The first approach might seem more facile, but to prevent any future usability problems such as the ones that we captured, we changed the prototype and applied the second option (Table 2).

Table 2. The cognitive walkthrough shows that the first steps were problematic

Thus a second prototype (cf. Fig. 3) was built in order to overcome the above mentioned problems. The differences that distinguished this prototype from the last are as follows.

  • The Action Manager is visible by default, it can disappear later on as user wants.

  • The Action Manager contains a one-columned list.

  • The one-columned Action Manager is decomposed horizontally into 3 sections corresponding to past, present and future actions.

As you might notice, the Action Manager is one-columned in the latter prototype; since the Action Manager is visible by default, having only one column leads to covering less space. Moreover, the list decomposition is horizontal thus the list can represent the actions whilst having one column and less width as a result, which allows the Action Manager to cover a smaller space.
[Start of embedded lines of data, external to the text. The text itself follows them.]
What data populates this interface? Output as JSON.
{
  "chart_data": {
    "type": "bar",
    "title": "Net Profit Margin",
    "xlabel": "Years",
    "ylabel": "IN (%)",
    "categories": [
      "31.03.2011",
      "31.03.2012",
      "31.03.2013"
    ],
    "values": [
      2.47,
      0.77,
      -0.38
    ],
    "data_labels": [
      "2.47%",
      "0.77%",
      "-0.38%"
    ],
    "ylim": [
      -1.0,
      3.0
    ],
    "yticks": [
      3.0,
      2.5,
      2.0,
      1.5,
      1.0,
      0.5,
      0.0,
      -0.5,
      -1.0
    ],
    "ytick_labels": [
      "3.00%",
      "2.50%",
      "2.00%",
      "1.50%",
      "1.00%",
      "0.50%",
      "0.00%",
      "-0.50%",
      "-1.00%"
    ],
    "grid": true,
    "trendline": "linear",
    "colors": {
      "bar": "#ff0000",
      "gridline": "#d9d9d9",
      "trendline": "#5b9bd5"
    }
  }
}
We conducted a second walkthrough, with the same user assumptions and the same task. The new prototype leads to changes in action sequences for each tasks, therefore we altered the sequences accordingly.

5 Conclusion

In this paper, we have presented a Meta User Interface that is designed to satisfy 6 main requirements that are considered essential according to our literature study. The design of the User Interface and the evaluation of the prototype were explained. There are aspects of this system that are planned for future work. First, a task migration feature will be included in the system. Another future work is a wizard of Oz evaluation of the system with the features against a system without them. Also, automatically generating visualizations for behaviors will be considered in the future work. Also we tend to include some features to enable the behaviors to be downloaded and installed on the system; therefore the user can install new behaviors on her system as she can install apps on her smart phone.